Long Island groundwater flows directly into rivers, ponds and bays, contaminating them with the excess of nitrogen. Although harmless in small amounts, excess nitrogen can impair the ability to breathe, limit visibility and boost algae growth, all of which kills marine vegetation and marine life that can’t filter out the excess creating dead zones. The 200 percent increase in nitrogen pollution over the past decade is also a contributing factor to dead zones.
In September 2017, Governor Andrew Cuomo and New York State granted public hatcheries and farms $7.25 million, with $5.25 million dedicated to the CCE, as part of a $10.4 million grant to help improve water quality on Long Island. The remaining $3.25 million are dedicated to obtaining adult shellfish to breed by the different hatcheries.
“Protecting our natural assets is critically important for Long Island by restoring our shellfish populations and investing in the preservation of New York’s coastal communities, we will strengthen the regional economy, create new jobs, and ensure our waters are clean,” Cuomo said in the initial press release.
Since then, five more hatcheries – like the ones in Southold, Hempstead, Islip, Brookhaven and East Hampton – were built along the north and south shores.

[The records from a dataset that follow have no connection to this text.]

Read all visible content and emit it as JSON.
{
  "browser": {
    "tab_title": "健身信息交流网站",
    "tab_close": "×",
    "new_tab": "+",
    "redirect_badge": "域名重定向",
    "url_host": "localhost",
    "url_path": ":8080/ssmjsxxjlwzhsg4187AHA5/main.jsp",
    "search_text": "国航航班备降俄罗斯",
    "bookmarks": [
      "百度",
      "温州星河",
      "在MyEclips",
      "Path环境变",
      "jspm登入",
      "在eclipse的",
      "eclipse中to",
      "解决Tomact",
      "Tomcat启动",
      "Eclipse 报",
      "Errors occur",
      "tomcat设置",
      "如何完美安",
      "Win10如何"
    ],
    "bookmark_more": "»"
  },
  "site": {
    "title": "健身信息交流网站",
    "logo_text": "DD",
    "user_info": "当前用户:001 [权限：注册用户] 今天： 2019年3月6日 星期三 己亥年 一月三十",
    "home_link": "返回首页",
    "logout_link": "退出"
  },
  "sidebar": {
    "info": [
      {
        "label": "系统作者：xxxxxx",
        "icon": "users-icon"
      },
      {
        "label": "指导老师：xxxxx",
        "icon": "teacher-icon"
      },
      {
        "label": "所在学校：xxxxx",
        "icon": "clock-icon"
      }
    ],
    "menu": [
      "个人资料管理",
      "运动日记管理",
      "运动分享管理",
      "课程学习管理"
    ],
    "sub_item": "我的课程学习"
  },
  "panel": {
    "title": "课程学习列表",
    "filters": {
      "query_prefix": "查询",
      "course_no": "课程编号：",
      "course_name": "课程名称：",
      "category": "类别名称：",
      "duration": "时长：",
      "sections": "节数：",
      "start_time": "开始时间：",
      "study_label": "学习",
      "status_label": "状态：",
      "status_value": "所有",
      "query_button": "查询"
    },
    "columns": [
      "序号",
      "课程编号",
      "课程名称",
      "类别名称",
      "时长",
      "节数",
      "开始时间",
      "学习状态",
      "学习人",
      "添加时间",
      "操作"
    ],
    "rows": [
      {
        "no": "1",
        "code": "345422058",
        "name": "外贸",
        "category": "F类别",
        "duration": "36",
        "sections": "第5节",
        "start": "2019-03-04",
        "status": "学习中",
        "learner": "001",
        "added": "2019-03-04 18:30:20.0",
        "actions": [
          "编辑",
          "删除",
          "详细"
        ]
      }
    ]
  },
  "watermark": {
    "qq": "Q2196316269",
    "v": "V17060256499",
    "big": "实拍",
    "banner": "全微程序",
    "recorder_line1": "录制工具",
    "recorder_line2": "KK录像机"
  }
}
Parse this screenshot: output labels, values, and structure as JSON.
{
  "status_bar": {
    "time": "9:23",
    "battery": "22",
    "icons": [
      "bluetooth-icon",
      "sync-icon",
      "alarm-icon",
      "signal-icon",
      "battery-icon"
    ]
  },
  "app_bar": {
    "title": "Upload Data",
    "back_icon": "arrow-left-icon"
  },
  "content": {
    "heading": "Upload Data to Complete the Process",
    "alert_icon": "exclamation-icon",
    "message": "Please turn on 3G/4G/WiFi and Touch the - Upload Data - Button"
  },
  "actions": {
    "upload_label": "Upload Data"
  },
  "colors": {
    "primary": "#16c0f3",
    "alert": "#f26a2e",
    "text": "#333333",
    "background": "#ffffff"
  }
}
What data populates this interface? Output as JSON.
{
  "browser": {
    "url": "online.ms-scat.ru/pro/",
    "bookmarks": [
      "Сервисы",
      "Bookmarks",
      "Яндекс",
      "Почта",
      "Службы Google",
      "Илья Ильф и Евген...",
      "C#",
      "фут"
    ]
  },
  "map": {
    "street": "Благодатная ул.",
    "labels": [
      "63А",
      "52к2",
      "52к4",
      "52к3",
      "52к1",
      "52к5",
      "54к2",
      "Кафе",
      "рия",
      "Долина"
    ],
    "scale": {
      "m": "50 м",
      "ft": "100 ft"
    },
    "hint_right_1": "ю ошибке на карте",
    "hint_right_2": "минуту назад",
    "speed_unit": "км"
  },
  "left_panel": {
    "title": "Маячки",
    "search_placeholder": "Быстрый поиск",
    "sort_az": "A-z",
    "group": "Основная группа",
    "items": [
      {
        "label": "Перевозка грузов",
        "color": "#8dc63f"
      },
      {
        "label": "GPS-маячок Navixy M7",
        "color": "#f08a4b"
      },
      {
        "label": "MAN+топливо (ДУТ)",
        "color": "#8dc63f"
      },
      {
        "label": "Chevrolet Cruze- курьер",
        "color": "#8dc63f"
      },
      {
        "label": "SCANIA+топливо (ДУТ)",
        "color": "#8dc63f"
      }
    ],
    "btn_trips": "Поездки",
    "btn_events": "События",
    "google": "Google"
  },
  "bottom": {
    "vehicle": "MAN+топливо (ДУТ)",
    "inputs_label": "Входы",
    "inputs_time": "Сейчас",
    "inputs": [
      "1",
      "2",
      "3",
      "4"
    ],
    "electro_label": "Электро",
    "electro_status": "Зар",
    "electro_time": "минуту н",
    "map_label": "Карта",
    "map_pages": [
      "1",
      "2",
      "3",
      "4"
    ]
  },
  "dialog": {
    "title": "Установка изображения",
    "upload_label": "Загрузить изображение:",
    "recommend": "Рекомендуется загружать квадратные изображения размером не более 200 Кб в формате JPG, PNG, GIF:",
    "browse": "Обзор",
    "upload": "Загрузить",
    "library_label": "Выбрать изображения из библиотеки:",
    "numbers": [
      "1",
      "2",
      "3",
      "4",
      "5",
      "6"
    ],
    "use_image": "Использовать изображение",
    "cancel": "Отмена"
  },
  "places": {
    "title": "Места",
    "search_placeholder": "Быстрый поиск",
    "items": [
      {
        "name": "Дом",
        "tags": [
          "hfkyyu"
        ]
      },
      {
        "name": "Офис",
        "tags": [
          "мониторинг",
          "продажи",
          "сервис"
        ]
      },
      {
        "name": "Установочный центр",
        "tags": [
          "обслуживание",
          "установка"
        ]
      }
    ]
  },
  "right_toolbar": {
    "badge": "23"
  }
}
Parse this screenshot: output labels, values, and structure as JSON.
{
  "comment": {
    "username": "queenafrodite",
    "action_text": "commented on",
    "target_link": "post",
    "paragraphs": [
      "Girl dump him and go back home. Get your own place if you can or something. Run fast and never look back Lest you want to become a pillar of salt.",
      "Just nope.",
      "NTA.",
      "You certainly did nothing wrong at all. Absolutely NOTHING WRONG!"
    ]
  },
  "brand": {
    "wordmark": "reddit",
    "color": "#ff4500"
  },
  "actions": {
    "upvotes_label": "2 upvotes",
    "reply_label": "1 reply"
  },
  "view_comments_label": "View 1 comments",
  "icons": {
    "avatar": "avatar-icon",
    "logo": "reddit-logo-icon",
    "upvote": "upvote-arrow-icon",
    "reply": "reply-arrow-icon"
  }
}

“We live in a region where our economy is largely dependent on marine based industry and tourism,” Barbour said. “By improving water quality, creating more resilient shorelines through large scale oyster reef establishment, and enhancing local clams populations, we are helping ensure our maritime heritage can be preserved and our local economy can be positively impacted. We hope to continue to share our knowledge with other groups and institutions that are also working to help restore shellfish populations and improve water quality conditions in our local waters.”